Uno de esos vientos que endulzan el frambueso arrastró la niebla. Al otro lado de la montaña el cielo se insinúa con vigor de días atrás. Amanece una claridad espesa pero azul. Cuando el sol recupera la ocasión. El valle respira como si lo abrigara el aire. Para alivio del hombre que cuece el pan la niebla se deshizo antes del alba. La lechuza regresó al cedro. Los pollos se removieron. Blanco el plumón como la luz del mediodía. La carne de lechuza que alimentara mi progenie. Algún último vapor arrastra residuos de ceniza. La propia tormenta sofocó el incendio que provocaron los rayos. El olor a árbol quemado se mezcla con el olor del lodo. El agua vertida durante la noche se embalsa bajo la tierra. Vista desde el cielo la lluvia sin sumergir se concentra en balsas con forma de gota. El vehículo desprende humo gris. El frío de la mañana lo blanquea antes de deshacerlo. El hombre que cuece el pan arrastra inquietud desde la cama. Se descubrió en la plaza sin calor en la frente. Cargó el vehículo de desgana. Lo fatigaba el presentimiento del cansancio. Pliego las alas. Penetro en la corriente que enfría a la ladera. Alcanzo el vehículo verde. El hombre que cuece el pan conversa mientras desciende solo a la villa.
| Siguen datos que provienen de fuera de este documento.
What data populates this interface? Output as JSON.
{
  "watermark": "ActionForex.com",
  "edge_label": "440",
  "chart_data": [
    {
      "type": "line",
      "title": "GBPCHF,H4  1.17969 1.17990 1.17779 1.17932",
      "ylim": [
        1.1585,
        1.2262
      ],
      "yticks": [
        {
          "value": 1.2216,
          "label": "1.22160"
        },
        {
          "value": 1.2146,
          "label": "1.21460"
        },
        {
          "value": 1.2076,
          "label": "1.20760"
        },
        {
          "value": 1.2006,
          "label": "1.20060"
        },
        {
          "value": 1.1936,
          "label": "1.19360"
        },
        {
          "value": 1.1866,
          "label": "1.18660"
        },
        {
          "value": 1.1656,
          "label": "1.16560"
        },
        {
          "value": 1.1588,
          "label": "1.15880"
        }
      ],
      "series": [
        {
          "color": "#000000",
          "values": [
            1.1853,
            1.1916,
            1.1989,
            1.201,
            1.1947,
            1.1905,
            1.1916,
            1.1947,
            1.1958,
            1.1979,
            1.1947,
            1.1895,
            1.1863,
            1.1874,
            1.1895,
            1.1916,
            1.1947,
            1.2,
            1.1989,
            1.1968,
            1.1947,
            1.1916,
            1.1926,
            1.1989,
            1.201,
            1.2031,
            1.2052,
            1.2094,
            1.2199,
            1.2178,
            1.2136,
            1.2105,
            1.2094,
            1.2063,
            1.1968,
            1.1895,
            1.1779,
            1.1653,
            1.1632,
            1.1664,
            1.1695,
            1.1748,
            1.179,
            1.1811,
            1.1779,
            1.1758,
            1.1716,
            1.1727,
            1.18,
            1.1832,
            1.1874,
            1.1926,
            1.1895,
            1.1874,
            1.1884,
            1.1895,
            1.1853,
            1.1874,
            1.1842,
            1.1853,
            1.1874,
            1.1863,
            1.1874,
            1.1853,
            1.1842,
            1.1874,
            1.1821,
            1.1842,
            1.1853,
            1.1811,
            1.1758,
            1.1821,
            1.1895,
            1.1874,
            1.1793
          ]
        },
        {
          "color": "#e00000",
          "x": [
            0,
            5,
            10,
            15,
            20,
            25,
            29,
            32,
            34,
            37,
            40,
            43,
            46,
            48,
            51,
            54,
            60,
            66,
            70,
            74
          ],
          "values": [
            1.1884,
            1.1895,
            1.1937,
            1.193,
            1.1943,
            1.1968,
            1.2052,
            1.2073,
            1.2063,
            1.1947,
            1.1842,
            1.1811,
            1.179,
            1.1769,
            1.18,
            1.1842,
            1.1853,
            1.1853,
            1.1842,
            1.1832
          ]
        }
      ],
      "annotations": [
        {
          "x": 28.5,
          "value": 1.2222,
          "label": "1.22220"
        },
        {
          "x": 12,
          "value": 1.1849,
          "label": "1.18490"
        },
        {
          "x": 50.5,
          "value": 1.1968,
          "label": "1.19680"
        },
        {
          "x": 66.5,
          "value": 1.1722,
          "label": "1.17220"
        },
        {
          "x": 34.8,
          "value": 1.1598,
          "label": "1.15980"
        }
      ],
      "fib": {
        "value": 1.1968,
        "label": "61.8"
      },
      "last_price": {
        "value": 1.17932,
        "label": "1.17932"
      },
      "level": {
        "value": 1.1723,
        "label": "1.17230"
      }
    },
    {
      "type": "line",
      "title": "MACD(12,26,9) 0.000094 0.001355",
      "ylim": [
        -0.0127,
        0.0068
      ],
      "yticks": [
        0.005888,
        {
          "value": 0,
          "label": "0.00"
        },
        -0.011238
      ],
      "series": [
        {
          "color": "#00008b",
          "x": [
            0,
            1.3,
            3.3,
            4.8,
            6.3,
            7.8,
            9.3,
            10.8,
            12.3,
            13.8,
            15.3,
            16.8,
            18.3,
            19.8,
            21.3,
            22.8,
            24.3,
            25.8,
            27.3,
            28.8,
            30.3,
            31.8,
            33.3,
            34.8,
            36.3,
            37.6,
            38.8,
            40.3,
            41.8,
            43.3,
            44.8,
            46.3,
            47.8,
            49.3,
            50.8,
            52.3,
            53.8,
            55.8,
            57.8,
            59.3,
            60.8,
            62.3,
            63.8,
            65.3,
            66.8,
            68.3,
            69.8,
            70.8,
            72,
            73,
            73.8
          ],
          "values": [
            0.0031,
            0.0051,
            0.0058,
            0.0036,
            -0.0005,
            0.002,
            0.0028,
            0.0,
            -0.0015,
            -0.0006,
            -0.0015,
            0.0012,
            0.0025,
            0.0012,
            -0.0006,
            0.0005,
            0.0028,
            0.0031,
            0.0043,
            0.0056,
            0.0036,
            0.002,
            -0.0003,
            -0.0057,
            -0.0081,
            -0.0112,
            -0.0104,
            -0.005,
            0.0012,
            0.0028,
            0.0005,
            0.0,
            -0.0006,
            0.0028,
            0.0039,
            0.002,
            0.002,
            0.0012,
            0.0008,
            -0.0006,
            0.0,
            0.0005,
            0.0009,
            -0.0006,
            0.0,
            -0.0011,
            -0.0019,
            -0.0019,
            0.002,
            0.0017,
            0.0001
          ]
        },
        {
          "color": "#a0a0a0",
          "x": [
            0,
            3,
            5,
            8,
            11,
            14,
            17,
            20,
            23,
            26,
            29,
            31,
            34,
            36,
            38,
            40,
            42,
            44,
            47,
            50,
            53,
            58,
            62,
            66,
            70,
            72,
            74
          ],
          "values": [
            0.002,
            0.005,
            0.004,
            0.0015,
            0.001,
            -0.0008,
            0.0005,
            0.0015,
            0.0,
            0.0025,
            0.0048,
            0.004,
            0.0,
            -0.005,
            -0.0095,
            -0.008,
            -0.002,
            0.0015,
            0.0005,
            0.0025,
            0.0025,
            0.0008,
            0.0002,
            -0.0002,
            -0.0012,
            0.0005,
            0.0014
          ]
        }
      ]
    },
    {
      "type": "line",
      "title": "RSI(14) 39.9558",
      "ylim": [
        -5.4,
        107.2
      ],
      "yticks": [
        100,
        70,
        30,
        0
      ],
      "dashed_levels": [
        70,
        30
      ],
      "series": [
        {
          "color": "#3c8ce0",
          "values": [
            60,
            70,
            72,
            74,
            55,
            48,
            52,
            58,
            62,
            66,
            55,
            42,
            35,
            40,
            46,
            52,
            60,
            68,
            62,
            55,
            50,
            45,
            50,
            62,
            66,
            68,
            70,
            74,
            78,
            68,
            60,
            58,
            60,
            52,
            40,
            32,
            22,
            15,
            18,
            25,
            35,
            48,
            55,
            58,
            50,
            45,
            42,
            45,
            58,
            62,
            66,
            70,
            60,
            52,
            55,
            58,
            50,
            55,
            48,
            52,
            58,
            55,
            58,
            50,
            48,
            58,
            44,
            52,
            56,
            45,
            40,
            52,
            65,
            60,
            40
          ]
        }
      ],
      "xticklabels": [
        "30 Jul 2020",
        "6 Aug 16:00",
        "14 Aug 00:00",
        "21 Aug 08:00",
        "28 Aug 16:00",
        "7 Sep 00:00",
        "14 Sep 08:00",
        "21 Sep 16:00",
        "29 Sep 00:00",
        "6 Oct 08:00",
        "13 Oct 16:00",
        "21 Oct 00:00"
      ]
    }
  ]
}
Al sol no afecta la fiebre del hombre.
Al árbol no se le pudre el aliento.
Al alcotán no lo delata el sudor.
A la niebla se le ablanda el canto.
Esa prisa. Esa ventaja. Al descender el vehículo verde la pista se estremece. Hasta piedras como huevos despide a su paso. Las mayores ruedan pendiente abajo. Capas de hojas muertas las detienen. El hombre que cuece el pan desconoce el malestar de la pendiente. El brío que empuja al vehículo verde no se debe a un peso natural. La imagen reflejada sobre el metal desvirtúa la realidad que atraviesa. Su ruido de cascada seca engaña al bosque. Que la montaña expulse su paso conforma los deseos de la pendiente. Pero esa prisa me aventaja. Al agotarse la pista me quiero parte de ella. Que el coro de pájaros no me culpe si busco entrar en el descuido del pinzón. Tampoco los gorriones de la pedanía tardan en abatirse sobre la miga recién cocida. Ese corazón caliente. Esa ventaja caída de entre el mimbre de los canastos. El empedrado de la plaza retiene el color verde de la niebla gris. Sobre las piedras el gorrión pica la miga. Al concluir la pista pica también el pinzón. El grano que la tormenta sedimentó. La prisa del hombre que cuece el pan me adelanta. Si a la prisa obliga el infortunio humano a mi ventaja ese infortunio sirve. Ninguno desconocéis la necesidad del alcotán. Quiero herir sin recordar a quién de vosotros hiero.
Coro: Durante la vida se autoriza la conveniencia de la muerte. Que el alcotán apunte al pecho del pinzón. Que el pinzón se obligue a descuidarse. El coro de pájaros no canta la palabra arrepentimiento.
En la muerte del pinzón lamento la mía.
En la caza del alcotán temo a la vida.
Envidio la uña del alcotán para ser temido.
Quiero abandonar la página donde canto.
Coro: En el libro de los pájaros volamos un cielo de azules que ningún mediodía despliega. Con torpeza los pintores de pájaros imitan las luces del valle. El alcotán carga en su dorso el color del frío. El libro de los pájaros lo pintó con un rasgo pobre. El pecho del pinzón se mancha con un rojo para el que no existe tinta. La uña del alcotán lo vierte.